Monday, September 17, 2007

Social Doctrine of the Church: Religious Freedom

I must confess that this particular doctrine stuck in my craw until fairly recently. However, upon further reflection it begins to make sense. Thank you St. Thomas, for your discussion of what it is that makes a Human Act.

The Compendium of the Social Doctrine of the Church has this to say about religious freedom:
"Freedom of conscience and religion 'concerns man both individually and socially.' The right to religious freedom must be recognized in the juridical order and sanctioned as a civil right" (422).
Practically speaking, this is necessary because religious belief cannot be coerced: it is impossible for anyone except God to know a man's heart, and consequently any such coercion is simply unenforceable beyond extracting external signs of compliance from someone. More importantly though, a human act is one that is both free and deliberate. But if religious belief is coerced, then it is not free; consequently it is not a human act. But religious belief by its very nature is the most important sort of belief that one may have. Hence it is a grave violation of a person's standing as a human being to rob them of that liberty of belief. Thus we simply must stand for religious freedom.

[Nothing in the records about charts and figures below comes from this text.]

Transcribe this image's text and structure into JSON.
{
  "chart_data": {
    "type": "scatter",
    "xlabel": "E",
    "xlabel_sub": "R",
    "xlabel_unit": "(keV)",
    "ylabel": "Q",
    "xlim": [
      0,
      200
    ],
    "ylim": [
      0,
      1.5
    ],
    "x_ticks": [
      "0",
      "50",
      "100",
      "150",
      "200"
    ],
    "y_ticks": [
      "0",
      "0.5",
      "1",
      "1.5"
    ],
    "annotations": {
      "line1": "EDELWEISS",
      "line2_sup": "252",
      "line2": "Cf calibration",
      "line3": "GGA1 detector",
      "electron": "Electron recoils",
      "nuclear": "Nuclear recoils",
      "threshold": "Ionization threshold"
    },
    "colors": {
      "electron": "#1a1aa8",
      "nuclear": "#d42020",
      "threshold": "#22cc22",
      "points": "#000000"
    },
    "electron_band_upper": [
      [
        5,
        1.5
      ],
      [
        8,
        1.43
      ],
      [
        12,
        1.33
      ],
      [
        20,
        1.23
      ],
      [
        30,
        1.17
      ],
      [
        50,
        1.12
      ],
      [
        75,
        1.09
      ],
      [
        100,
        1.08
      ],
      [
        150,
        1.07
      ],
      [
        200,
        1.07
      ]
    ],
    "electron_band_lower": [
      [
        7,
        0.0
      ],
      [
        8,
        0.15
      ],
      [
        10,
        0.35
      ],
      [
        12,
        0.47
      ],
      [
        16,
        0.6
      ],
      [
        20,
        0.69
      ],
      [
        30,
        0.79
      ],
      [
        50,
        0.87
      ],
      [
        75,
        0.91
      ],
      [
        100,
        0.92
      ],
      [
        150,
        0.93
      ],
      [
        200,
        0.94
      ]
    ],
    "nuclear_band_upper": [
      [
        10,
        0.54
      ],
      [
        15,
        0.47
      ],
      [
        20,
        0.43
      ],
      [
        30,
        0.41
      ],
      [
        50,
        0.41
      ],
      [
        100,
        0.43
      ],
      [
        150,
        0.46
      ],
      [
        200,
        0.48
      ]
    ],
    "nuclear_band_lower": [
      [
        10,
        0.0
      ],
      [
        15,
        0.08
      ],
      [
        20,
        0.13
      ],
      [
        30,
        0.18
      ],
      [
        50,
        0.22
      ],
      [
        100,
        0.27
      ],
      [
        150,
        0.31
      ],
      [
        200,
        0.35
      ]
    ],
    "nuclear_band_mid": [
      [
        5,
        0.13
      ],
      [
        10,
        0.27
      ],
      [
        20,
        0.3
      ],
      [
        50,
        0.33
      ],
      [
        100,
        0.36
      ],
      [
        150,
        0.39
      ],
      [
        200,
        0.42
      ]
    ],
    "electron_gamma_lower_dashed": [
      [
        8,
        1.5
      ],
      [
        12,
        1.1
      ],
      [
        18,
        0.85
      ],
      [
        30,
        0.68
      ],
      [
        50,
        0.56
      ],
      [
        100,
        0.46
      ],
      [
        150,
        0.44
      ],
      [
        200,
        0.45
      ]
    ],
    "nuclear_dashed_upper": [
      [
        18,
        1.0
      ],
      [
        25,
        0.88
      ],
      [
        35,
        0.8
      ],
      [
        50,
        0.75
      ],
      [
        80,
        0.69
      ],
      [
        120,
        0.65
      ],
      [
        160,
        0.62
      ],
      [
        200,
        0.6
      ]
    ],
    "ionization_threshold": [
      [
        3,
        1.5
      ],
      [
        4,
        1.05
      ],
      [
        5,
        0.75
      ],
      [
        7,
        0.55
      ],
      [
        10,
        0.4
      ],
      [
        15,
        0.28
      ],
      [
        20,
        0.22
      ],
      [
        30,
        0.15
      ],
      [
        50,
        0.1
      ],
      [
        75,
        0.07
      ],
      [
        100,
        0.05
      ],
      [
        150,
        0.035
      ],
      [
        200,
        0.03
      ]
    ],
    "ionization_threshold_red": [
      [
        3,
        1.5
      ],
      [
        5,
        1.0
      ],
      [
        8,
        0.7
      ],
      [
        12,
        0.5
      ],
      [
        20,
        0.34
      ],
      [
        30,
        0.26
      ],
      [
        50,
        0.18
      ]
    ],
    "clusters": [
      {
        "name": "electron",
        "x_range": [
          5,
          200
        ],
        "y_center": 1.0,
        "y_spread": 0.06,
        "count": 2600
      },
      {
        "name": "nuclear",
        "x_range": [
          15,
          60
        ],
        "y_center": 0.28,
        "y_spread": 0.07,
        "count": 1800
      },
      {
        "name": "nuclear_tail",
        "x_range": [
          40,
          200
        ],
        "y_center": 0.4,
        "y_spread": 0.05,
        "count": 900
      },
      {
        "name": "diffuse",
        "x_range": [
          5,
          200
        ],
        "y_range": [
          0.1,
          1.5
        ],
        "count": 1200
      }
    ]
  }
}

This is not to say that we must approve of the content of each man's beliefs. Granting the liberty does not imply endorsement.

Likewise it is not to say that we must tolerate everything in the name of religion:
The just limits of the exercise of religious freedom must be determined in each social situation with political prudence, according to the requirements of the common good, and ratified by the civil authority through legal norms consistent with the objective moral order. Such norms are required by "the need for the effective safeguarding of the rights of all citizens and for the peaceful settlement of conflicts of rights, also by the need for an adequate care of genuine public peace, which comes about when men live together in good order and in true justice, and finally by the need for a proper guardianship of public morality" (ibid.)
We are not obliged as a society to endorse temple prostitution, for example.